Open-set Object Detection on Instagram Images

After the image collection is finalized, the next action is the identification of objects in the gathered images. The focus of this analysis is on fashion-related items; therefore, it is essential to mitigate the effects of background elements and items unrelated to fashion.

This session will focus solely on object detection, reserving the task of filtering out non-fashion-related objects for the next phase.

Setup Grounded-Segment-Anything

Thanks to the contributions of the open-source community, a variety of open-set object detection models are now freely available. For this particular use case, I primarily utilize the pipelines from Grounded-Segment-Anything, incorporating several customized modifications to align with specific project needs.


Image source: Grounded-Segment-Anything

To start, it’s necessary to configure the required environment and dependencies following the guidelines provided in Grounded-Segment-Anything.

For this specific use case, setting up RAM (Recognize Anything Model) and GroundingDINO is sufficient. To create a local GPU environment for GroundingDINO without using Docker, manual configuration of the environment variable is required. Detailed guidance can be found in this GitHub issue: issue-360.

The pretrained models can be accessed via the links below. These models should be downloaded to a local directory for subsequent use.

Model Pretrained Model Link
RAM (Recognize Anything Model) ram_swin_large_14m
GroundingDINO groundingdino_swint_ogc

Pipeline Overview

The major steps are:

  • Load and process the image for RAM and GroundingDINO models.
  • Get predicted tags using RAM.
  • Obtain bounding boxes and phrases from GroundingDINO based on the predicted tags from the previous step.
  • Process bounding boxes and phrases for the final output.

The simplified version of the inference process is presented as below:

def inference(self, image_path, res_path, debug=False):
    # Load and process image
    image_pil, image_gdino, image_ram = self.process_image(image_path)

    # Recognize Anything Model
    tags = self.get_auto_tags(image_ram)

    # GroundingDINO
    bboxes, scores, phrases = self.get_grounding_output(image_gdino, tags)
    bboxes_processed, phrases_processed = self.process_bboxes(
        image_pil, bboxes, scores, phrases
    )

Results

The following are sample outcomes produced by the pipeline. The final results comprise a list of bounding boxes and their corresponding tags, depicted on the right side of each image.
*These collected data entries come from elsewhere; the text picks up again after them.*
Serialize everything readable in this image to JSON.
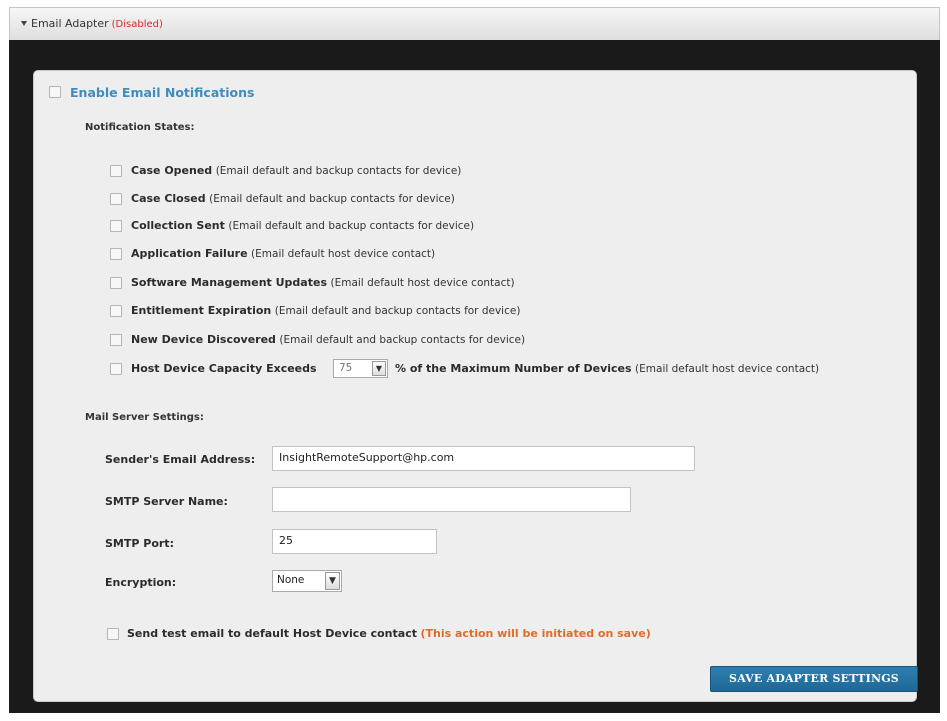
{
  "header": {
    "title": "Email Adapter",
    "state": "(Disabled)"
  },
  "enable": {
    "label": "Enable Email Notifications"
  },
  "notification_states": {
    "heading": "Notification States:",
    "items": [
      {
        "name": "Case Opened",
        "desc": "(Email default and backup contacts for device)"
      },
      {
        "name": "Case Closed",
        "desc": "(Email default and backup contacts for device)"
      },
      {
        "name": "Collection Sent",
        "desc": "(Email default and backup contacts for device)"
      },
      {
        "name": "Application Failure",
        "desc": "(Email default host device contact)"
      },
      {
        "name": "Software Management Updates",
        "desc": "(Email default host device contact)"
      },
      {
        "name": "Entitlement Expiration",
        "desc": "(Email default and backup contacts for device)"
      },
      {
        "name": "New Device Discovered",
        "desc": "(Email default and backup contacts for device)"
      }
    ],
    "capacity": {
      "prefix": "Host Device Capacity Exceeds",
      "value": "75",
      "suffix": "% of the Maximum Number of Devices",
      "desc": "(Email default host device contact)"
    }
  },
  "mail_server": {
    "heading": "Mail Server Settings:",
    "sender_label": "Sender's Email Address:",
    "sender_value": "InsightRemoteSupport@hp.com",
    "smtp_server_label": "SMTP Server Name:",
    "smtp_server_value": "",
    "smtp_port_label": "SMTP Port:",
    "smtp_port_value": "25",
    "encryption_label": "Encryption:",
    "encryption_value": "None"
  },
  "test_email": {
    "label": "Send test email to default Host Device contact",
    "note": "(This action will be initiated on save)"
  },
  "actions": {
    "save_label": "SAVE ADAPTER SETTINGS"
  }
}
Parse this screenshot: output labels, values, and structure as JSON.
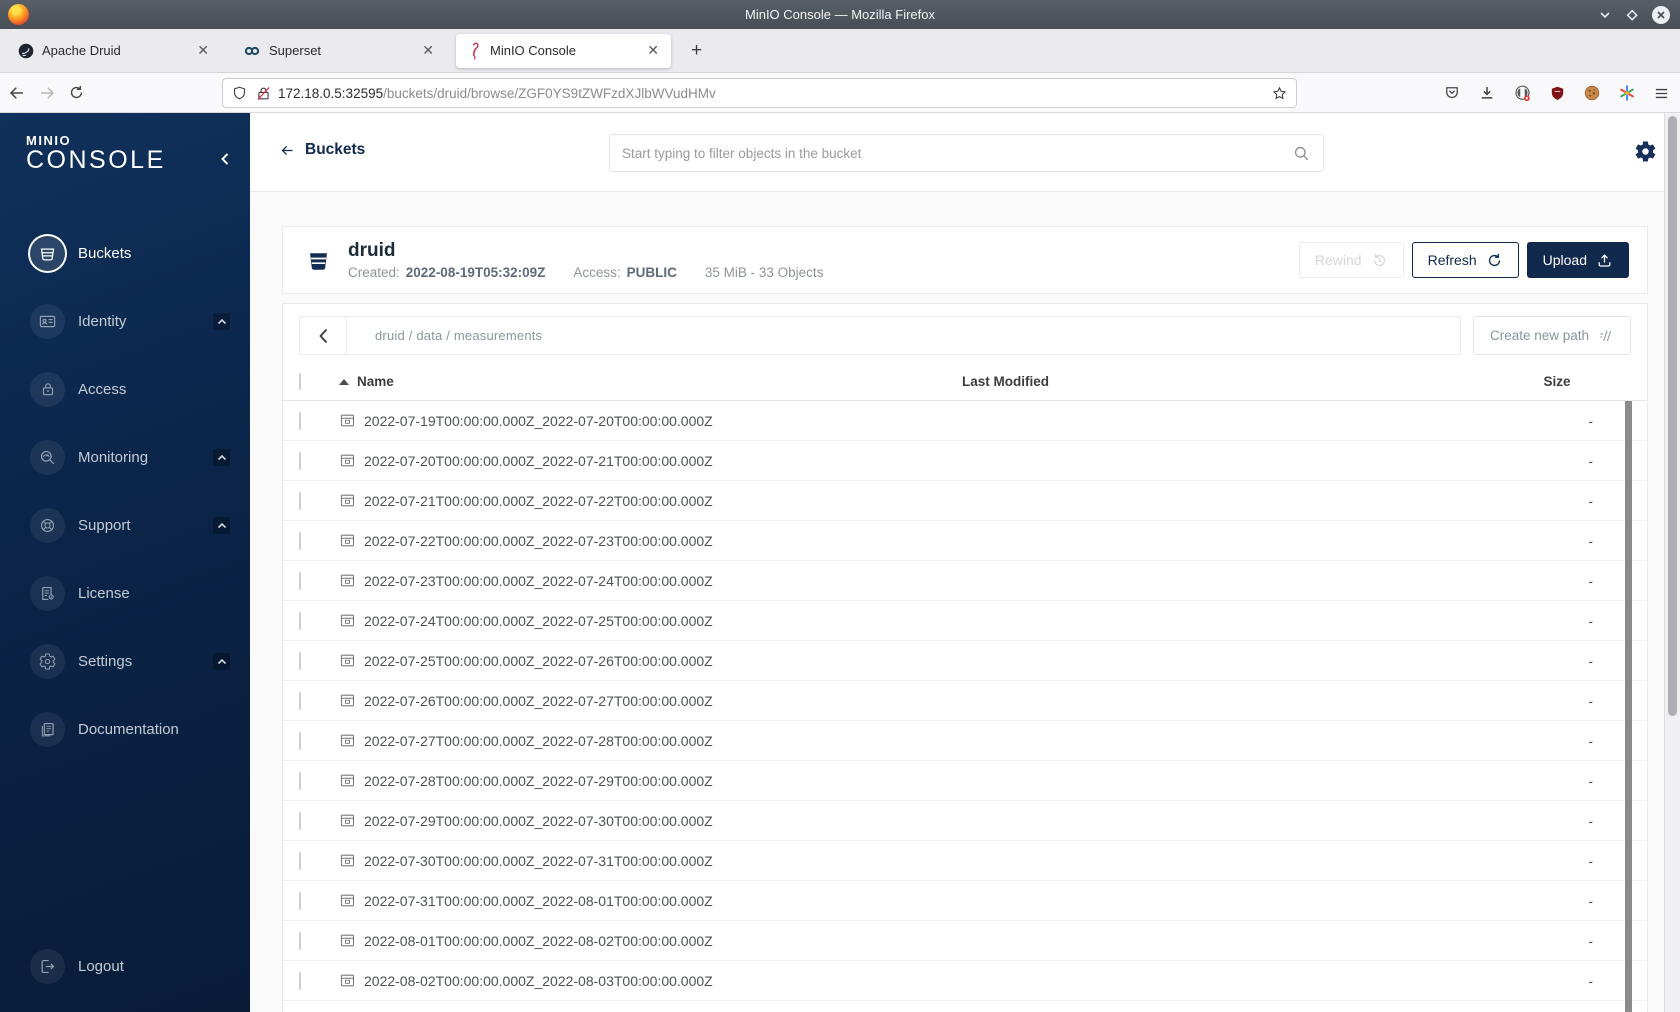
{
  "titlebar": {
    "title": "MinIO Console — Mozilla Firefox"
  },
  "tabs": [
    {
      "label": "Apache Druid",
      "icon": "druid-logo",
      "active": false
    },
    {
      "label": "Superset",
      "icon": "superset-logo",
      "active": false
    },
    {
      "label": "MinIO Console",
      "icon": "minio-flamingo",
      "active": true
    }
  ],
  "navbar": {
    "url_host": "172.18.0.5:32595",
    "url_path": "/buckets/druid/browse/ZGF0YS9tZWFzdXJlbWVudHMv",
    "toolbar_icons": [
      "pocket-icon",
      "download-icon",
      "extension-icon",
      "ublock-shield-icon",
      "cookie-icon",
      "multicolor-extension-icon",
      "menu-icon"
    ]
  },
  "sidebar": {
    "logo_primary": "MINIO",
    "logo_secondary": "CONSOLE",
    "items": [
      {
        "label": "Buckets",
        "icon": "bucket-icon",
        "active": true,
        "expandable": false
      },
      {
        "label": "Identity",
        "icon": "id-card-icon",
        "active": false,
        "expandable": true
      },
      {
        "label": "Access",
        "icon": "lock-icon",
        "active": false,
        "expandable": false
      },
      {
        "label": "Monitoring",
        "icon": "monitor-search-icon",
        "active": false,
        "expandable": true
      },
      {
        "label": "Support",
        "icon": "support-icon",
        "active": false,
        "expandable": true
      },
      {
        "label": "License",
        "icon": "license-icon",
        "active": false,
        "expandable": false
      },
      {
        "label": "Settings",
        "icon": "gear-icon",
        "active": false,
        "expandable": true
      },
      {
        "label": "Documentation",
        "icon": "docs-icon",
        "active": false,
        "expandable": false
      }
    ],
    "logout": {
      "label": "Logout",
      "icon": "logout-icon"
    }
  },
  "header": {
    "back_label": "Buckets",
    "search_placeholder": "Start typing to filter objects in the bucket"
  },
  "bucket": {
    "name": "druid",
    "created_label": "Created:",
    "created_value": "2022-08-19T05:32:09Z",
    "access_label": "Access:",
    "access_value": "PUBLIC",
    "stats": "35 MiB - 33 Objects",
    "buttons": {
      "rewind": "Rewind",
      "refresh": "Refresh",
      "upload": "Upload"
    }
  },
  "browse": {
    "path": "druid / data / measurements",
    "create_path_label": "Create new path",
    "columns": {
      "name": "Name",
      "last_modified": "Last Modified",
      "size": "Size"
    },
    "rows": [
      {
        "name": "2022-07-19T00:00:00.000Z_2022-07-20T00:00:00.000Z",
        "size": "-"
      },
      {
        "name": "2022-07-20T00:00:00.000Z_2022-07-21T00:00:00.000Z",
        "size": "-"
      },
      {
        "name": "2022-07-21T00:00:00.000Z_2022-07-22T00:00:00.000Z",
        "size": "-"
      },
      {
        "name": "2022-07-22T00:00:00.000Z_2022-07-23T00:00:00.000Z",
        "size": "-"
      },
      {
        "name": "2022-07-23T00:00:00.000Z_2022-07-24T00:00:00.000Z",
        "size": "-"
      },
      {
        "name": "2022-07-24T00:00:00.000Z_2022-07-25T00:00:00.000Z",
        "size": "-"
      },
      {
        "name": "2022-07-25T00:00:00.000Z_2022-07-26T00:00:00.000Z",
        "size": "-"
      },
      {
        "name": "2022-07-26T00:00:00.000Z_2022-07-27T00:00:00.000Z",
        "size": "-"
      },
      {
        "name": "2022-07-27T00:00:00.000Z_2022-07-28T00:00:00.000Z",
        "size": "-"
      },
      {
        "name": "2022-07-28T00:00:00.000Z_2022-07-29T00:00:00.000Z",
        "size": "-"
      },
      {
        "name": "2022-07-29T00:00:00.000Z_2022-07-30T00:00:00.000Z",
        "size": "-"
      },
      {
        "name": "2022-07-30T00:00:00.000Z_2022-07-31T00:00:00.000Z",
        "size": "-"
      },
      {
        "name": "2022-07-31T00:00:00.000Z_2022-08-01T00:00:00.000Z",
        "size": "-"
      },
      {
        "name": "2022-08-01T00:00:00.000Z_2022-08-02T00:00:00.000Z",
        "size": "-"
      },
      {
        "name": "2022-08-02T00:00:00.000Z_2022-08-03T00:00:00.000Z",
        "size": "-"
      }
    ]
  },
  "colors": {
    "navy": "#10294d",
    "sidebar_top": "#10315c",
    "sidebar_bottom": "#081c38",
    "accent_red": "#c92c4a"
  }
}
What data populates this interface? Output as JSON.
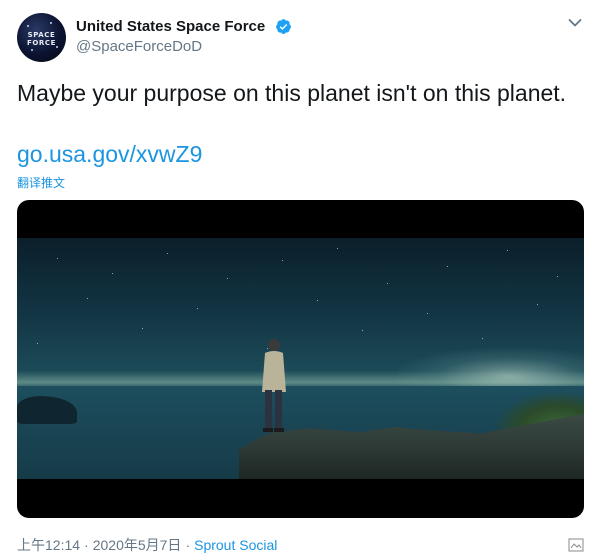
{
  "account": {
    "display_name": "United States Space Force",
    "handle": "@SpaceForceDoD",
    "avatar_text": "SPACE FORCE",
    "verified_icon": "verified-badge-icon",
    "menu_icon": "chevron-down-icon"
  },
  "tweet": {
    "text": "Maybe your purpose on this planet isn't on this planet.",
    "link": "go.usa.gov/xvwZ9",
    "translate_label": "翻译推文"
  },
  "media": {
    "icon": "video-thumbnail"
  },
  "footer": {
    "time": "上午12:14",
    "separator": "·",
    "date": "2020年5月7日",
    "source": "Sprout Social",
    "corner_icon": "watermark-icon"
  },
  "colors": {
    "link": "#1b95e0",
    "secondary_text": "#657786",
    "primary_text": "#14171a",
    "verified": "#1da1f2"
  }
}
Additionally, the initial tags predicted by RAM are displayed at the bottom of each example for reference.


RAM Tags: armchair, chair, couch, table, floor, girl, hassock, living room, relax, room, sit, stool, window, woman



RAM Tags: bush, dress, flower, garden, goggles, jumpsuit, pink, rose, sleepwear, stand, sunglasses, walk, wear, woman



RAM Tags: bench, boot, dress, event, goggles, person, picnic table, sit, stool, woman


The advantage of using an open-set detection model is its ability to identify a wide range of objects without predefined taxonomies. However, this approach also presents a significant challenge. Since the focus is on fashion-related objects, there’s a need to selectively filter out the relevant objects. Giving the output tags are in free-form text, the filtering process is much more challenging.

The final result shows that, out of the 30,179 images processed, objects were detected in 29,937 of them, resulting in a total of 182,123 identified objects. The presence of 4,561 unique tags makes it impractical to manually filter out fashion-related objects. Therefore, it is essential to develop a strategy that groups similar tags into broader categories, facilitating more efficient processing and analysis.

Most Frequent Tag Count Least Frequent Tag Count
woman 13874 control mp3 player 1
dress 6688 oval pendant 1
sandal 5060 convenience store 1
girl 3664 outlet 1
goggles 3454 outhouse 1
man 3428 origami 1
hand 3402 orchid plant 1
shoe 2625 convenience store storefront 1
person 2562 conversation couple 1
stool 2561 zoo 1

Implementation Details

Input

Name Description
ins_posts/<username>/images Images of Instagram posts

Process

Code Description
codes/open-set_detection/inference.ipynb Open-set object detection inference

Output

Name Description
ins_posts/<username>/bboxes New bboxes folder under the same root directory as the images folder, containing the detection results

Folder Structure:

ins_posts_3
├── AylaDimitri
│   ├── AylaDimitri_posts.json
│   ├── AylaDimitri_profile.json
│   ├── bboxes
│   │   ├── 008a4a567a8c4a5f5f0cb06ec0dc92e8.json
│   │   ├── ...
│   │   └── fcff621d25e77ac24889686453e1befe.json
│   └── images
│       ├── 008a4a567a8c4a5f5f0cb06ec0dc92e8.jpg
│       ├── ...
│       └── fcff621d25e77ac24889686453e1befe.jpg
└── xeniaadonts
    ├── bboxes
    │   ├── 07d8c562f6d1ee6f1a2bdb1453e912d7.json
    │   ├── ...
    │   └── fbeab7c9d911db651ad4bc1d3bc25062.json
    ├── images
    │   ├── 07d8c562f6d1ee6f1a2bdb1453e912d7.jpg
    │   ├── ...
    │   └── fbeab7c9d911db651ad4bc1d3bc25062.jpg
    ├── xeniaadonts_posts.json
    └── xeniaadonts_profile.json

Result Sample:

{
    "bboxes": [
        [
            819.04150390625,
            450.6321105957031,
            984.864013671875,
            532.0742797851562
        ],
        [
            1132.3551025390625,
            928.917236328125,
            1436.1605224609375,
            1323.56005859375
        ]
    ],
    "tags": [
        "goggles(0.60)",
        "stool(0.27)"
    ]
}